Jason Evans is the founder of the Factor 8 campaign group. His father died in 1993 when Jason was only four years old. For years, he has been trying to find out exactly what happened.
His father, a haemophiliac, died from Hepatitis C and HIV, both of which he contracted from a transfusion of contaminated blood products at some point in the 1980s. His death is a tragedy but it is far from unique. In the 70s and 80s, as many as thirty thousand people in the UK were infected from contaminated blood products imported from the US. Nearly three thousand of these people have died.
Three thousand individual tragedies together constitute a disaster and, potentially, a national scandal. The Factor 8 group is trying to establish whether or not the Department of Health was in breach of its duty. Why did the UK import American blood products? Were the imported products tested for purity? If not, why not?
In response to years of pressure, Theresa May launched the Infected Blood Public Inquiry in 2017, overseen by Sir Brian Langstaff. Its aims are laudable but it is running into obstacles.
In March 2018, Jason submitted a Freedom of Information (FOI) request to the Treasury for some historical files concerning a previous investigation. The Treasury was keen to co-operate but was repeatedly advised against doing so by the Clearing House. The Clearing House is a secretive unit established within the Cabinet Office in 2005. Its stated purpose is to act as an advice centre for Whitehall departments to ensure consistency in responses to FOI requests. What it actually appears to do, however, is exert pressure to block the release of any information that might be embarrassing or damaging for the government.

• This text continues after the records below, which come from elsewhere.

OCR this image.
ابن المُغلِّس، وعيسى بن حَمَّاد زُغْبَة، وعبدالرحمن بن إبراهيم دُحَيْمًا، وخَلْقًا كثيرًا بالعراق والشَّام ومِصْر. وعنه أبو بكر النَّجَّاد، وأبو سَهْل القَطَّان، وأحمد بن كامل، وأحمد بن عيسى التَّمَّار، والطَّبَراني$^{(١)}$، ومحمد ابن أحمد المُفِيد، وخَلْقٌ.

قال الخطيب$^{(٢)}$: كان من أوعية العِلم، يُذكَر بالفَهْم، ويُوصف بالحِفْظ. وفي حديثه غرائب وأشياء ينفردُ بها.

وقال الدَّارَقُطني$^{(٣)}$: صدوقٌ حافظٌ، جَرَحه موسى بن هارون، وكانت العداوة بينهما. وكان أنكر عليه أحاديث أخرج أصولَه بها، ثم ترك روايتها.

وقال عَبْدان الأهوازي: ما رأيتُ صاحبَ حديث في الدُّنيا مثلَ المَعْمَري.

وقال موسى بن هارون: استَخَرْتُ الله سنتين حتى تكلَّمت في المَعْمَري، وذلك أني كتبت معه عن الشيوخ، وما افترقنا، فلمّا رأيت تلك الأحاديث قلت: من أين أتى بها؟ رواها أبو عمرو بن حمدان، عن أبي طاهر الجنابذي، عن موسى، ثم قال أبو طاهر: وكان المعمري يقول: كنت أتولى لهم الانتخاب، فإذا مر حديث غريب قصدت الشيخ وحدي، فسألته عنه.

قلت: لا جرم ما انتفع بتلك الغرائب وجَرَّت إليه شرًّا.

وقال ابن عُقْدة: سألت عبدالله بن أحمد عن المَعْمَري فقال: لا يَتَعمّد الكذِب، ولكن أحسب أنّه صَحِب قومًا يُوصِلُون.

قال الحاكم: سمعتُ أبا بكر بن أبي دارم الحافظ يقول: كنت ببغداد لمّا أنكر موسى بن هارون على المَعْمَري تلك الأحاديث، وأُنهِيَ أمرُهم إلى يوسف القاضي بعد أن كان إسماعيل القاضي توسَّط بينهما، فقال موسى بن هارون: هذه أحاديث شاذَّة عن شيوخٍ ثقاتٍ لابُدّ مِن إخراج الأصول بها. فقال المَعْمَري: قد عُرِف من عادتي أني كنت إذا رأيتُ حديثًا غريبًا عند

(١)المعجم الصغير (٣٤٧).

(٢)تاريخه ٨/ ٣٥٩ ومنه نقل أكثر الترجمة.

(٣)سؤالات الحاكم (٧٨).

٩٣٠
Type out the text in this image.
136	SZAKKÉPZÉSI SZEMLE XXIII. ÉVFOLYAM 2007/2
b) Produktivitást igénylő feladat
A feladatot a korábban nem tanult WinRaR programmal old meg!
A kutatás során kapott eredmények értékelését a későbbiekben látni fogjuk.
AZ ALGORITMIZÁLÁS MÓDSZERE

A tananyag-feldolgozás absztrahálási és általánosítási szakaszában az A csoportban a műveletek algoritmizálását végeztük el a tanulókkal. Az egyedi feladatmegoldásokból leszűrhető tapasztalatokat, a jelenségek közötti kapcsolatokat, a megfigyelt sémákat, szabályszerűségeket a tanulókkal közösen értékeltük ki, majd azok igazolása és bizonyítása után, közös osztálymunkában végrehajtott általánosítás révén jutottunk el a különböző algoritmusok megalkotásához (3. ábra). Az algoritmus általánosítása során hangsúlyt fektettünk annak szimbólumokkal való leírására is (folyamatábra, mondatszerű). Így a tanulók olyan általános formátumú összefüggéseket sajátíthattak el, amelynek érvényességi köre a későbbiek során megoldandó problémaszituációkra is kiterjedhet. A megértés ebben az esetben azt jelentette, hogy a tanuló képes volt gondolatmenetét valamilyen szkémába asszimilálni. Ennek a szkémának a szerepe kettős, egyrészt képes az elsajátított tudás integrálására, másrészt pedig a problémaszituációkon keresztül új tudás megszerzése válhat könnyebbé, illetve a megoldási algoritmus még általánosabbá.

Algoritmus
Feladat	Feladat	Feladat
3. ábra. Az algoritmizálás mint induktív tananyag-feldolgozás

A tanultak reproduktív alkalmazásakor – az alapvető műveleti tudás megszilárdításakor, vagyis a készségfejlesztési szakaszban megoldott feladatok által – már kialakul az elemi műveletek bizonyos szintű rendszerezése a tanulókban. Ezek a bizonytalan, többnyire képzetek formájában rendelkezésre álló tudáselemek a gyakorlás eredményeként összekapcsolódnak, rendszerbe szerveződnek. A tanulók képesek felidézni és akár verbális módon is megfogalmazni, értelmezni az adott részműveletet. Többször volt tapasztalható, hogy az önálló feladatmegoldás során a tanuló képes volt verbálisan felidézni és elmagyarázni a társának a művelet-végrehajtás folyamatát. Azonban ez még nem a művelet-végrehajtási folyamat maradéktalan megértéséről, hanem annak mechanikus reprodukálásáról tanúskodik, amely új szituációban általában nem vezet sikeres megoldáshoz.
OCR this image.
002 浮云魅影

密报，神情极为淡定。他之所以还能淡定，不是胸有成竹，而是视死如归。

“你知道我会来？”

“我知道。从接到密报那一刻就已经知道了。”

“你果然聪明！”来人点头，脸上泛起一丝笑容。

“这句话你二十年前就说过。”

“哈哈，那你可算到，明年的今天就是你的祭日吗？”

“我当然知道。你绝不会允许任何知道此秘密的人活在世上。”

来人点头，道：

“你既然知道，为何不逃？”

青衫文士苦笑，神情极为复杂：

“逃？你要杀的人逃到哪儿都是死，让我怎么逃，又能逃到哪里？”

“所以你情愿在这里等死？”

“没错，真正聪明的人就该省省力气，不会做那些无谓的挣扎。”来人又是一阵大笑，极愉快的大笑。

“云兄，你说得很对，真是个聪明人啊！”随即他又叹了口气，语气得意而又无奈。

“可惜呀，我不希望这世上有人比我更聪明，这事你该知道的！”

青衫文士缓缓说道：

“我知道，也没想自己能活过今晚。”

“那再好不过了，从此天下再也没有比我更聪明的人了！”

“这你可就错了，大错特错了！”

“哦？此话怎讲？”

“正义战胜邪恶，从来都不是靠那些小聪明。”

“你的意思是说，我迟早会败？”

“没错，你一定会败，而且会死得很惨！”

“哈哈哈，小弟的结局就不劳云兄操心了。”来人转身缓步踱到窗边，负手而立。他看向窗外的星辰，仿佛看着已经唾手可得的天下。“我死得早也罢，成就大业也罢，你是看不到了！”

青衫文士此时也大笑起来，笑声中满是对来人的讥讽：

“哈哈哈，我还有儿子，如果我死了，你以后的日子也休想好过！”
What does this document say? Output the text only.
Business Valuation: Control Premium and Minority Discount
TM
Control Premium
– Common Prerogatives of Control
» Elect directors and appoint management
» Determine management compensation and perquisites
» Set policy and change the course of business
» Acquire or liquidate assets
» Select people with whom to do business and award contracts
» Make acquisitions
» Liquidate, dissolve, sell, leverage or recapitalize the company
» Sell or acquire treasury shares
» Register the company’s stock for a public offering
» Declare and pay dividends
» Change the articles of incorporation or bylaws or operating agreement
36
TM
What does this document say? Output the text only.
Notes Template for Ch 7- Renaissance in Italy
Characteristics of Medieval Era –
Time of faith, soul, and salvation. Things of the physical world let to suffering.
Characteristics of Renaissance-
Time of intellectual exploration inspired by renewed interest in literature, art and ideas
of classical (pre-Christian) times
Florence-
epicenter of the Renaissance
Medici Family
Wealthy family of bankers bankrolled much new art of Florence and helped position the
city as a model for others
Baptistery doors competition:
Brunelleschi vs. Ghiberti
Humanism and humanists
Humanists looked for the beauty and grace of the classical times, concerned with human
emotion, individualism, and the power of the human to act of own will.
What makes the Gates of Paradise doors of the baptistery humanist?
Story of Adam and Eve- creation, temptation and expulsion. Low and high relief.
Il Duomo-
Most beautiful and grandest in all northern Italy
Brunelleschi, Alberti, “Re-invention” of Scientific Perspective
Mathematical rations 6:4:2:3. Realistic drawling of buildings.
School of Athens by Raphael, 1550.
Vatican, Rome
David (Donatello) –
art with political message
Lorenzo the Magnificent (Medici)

The information Jason requested was eventually released in October 2018. It revealed conversations between Kenneth Clarke and the chief secretary to the Treasury suggesting that the victims of the contaminated blood scandal had suffered because of medical negligence.
Other documents of interest to the investigation have also been withheld. Far from clearing information for release, the Clearing House instead suppresses unpalatable or inconvenient truths. Like Orwell’s Ministries, it appears deliberately named to mislead.
Tories have form for this. The European Research Group and the Taxpayers Alliance are both powerful Conservative-associated groups that lobby hard to promote their own interests, rather than performing the more altruistic functions that their names suggest.
Even other Conservatives have misgivings about the way the unit functions. David Davis has said, “It is an exquisite irony that the department that is charged with upholding Freedom of Information is actively blocking it.”
Through the actions of the Clearing House, the government restricts the information available to the public, even when it directly concerns them. It is using the Clearing House to silence the families of the thousands of victims of the contaminated blood scandal.
Jason Evans has no plans to stay silent. As he himself says, “Slowly but surely, I believe we are piecing together one of the biggest UK cover-ups to have taken place in a generation.”